Das Marinesperrzeugamt Starkshorn (ab 1943 Sperrwaffenarsenal) war eine Munitionsanstalt, die von der deutschen Kriegsmarine vor und während des Zweiten Weltkriegs errichtet wurde. Es diente der Herstellung, Lagerung und Wartung von Torpedos, Seeminen und Bojen, die für den Einsatz in der Nord- und Ostsee und im Atlantik bestimmt waren. („Sperrwaffen“ ist der Oberbegriff für das im Minenkrieg verwendete Material.)

Geschichte[Bearbeiten | Quelltext bearbeiten]

Ehemaliger Zufahrtsweg zum Sperrzeugamt

Am 7. Juni 1937 wurden dem Bürgermeister der Gemeinde Starkshorn (heute ein Ortsteil der Gemeinde Eschede), in Niedersachsen, in einem als „geheim“ eingestuften Schreiben der Kriegsmarinewerft Wilhelmshaven, die Einzelheiten des Baues eines Marinesperrzeugamtes mitgeteilt.
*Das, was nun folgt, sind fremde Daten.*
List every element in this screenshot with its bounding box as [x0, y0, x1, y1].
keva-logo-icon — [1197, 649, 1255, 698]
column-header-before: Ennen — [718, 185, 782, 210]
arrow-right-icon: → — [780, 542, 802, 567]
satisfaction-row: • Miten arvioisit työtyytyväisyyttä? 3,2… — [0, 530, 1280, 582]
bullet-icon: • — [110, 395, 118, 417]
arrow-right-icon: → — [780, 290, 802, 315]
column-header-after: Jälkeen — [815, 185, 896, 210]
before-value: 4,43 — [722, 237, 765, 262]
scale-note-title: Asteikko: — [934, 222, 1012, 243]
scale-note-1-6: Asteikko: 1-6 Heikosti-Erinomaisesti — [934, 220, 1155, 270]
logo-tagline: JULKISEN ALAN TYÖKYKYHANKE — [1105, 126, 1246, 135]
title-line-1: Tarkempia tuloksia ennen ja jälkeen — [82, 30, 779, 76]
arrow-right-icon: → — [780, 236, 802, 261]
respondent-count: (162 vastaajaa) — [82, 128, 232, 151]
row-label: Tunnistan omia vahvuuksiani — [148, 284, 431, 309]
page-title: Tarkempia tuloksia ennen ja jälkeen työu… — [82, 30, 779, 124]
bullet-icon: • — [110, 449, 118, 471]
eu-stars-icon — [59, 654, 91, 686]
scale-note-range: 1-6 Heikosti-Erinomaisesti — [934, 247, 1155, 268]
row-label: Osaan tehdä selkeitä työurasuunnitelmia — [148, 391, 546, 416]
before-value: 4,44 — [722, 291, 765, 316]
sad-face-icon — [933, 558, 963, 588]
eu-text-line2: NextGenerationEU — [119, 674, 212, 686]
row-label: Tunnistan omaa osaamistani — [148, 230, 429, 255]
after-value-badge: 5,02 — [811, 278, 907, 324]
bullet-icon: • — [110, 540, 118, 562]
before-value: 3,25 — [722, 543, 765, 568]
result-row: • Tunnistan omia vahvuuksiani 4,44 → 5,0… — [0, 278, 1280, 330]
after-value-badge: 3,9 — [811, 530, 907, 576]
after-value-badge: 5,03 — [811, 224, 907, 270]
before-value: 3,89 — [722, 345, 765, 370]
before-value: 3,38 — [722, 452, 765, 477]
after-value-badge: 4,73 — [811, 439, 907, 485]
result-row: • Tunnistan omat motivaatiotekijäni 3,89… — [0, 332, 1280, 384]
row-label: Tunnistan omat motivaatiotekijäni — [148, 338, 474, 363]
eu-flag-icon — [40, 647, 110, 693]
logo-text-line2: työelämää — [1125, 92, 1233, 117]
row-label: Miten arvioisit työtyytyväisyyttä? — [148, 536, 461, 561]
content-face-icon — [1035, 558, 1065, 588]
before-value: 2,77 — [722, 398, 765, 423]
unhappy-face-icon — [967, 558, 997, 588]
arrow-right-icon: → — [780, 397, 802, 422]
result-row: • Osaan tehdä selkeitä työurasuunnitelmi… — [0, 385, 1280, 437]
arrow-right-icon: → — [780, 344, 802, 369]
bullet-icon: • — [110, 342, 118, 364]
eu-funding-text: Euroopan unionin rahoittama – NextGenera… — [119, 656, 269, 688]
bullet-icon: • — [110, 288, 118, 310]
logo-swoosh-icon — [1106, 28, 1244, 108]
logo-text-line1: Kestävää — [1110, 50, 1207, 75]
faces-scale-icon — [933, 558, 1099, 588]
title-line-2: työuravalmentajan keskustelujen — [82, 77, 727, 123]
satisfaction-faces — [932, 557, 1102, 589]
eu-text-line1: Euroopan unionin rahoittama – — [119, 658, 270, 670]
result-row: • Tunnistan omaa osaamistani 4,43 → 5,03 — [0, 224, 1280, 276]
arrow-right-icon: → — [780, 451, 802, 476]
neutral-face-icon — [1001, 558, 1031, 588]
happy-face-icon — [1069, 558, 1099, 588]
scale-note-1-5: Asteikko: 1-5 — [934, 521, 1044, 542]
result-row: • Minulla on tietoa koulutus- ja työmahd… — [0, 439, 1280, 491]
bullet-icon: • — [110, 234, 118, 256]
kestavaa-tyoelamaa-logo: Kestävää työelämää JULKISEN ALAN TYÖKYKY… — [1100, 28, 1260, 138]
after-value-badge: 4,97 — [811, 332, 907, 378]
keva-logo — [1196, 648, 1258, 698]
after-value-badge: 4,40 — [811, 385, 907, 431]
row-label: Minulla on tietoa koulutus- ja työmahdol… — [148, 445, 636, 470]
Die Gemeindeverbindungswege zwischen Starkshorn und Lohe sowie zwischen Starkshorn und Unterlüß sollten ausgebaut und befestigt und in Zukunft unterhalten werden. Am 1. Oktober 1937 gab das Unterlüßer Forstamt Lüß eine fast 250 ha große Waldfläche bei Starkshorn, an die Kriegsmarinewerft Wilhelmshaven ab. Außerdem wurden Flächen für das Kleinbahngleis nach Unterlüß und den Verladebahnhof, etwa 1500 m südlich des Bahnhofs Unterlüß, benötigt. Pachtzahlungen hierfür wurden nicht geleistet. Die ländliche Gegend mit dem großen Waldgelände wurde aus Gründen der guten Tarnung als Standort des Rüstungsbetriebes gewählt.

Aufbau des Sperrzeugamtes[Bearbeiten | Quelltext bearbeiten]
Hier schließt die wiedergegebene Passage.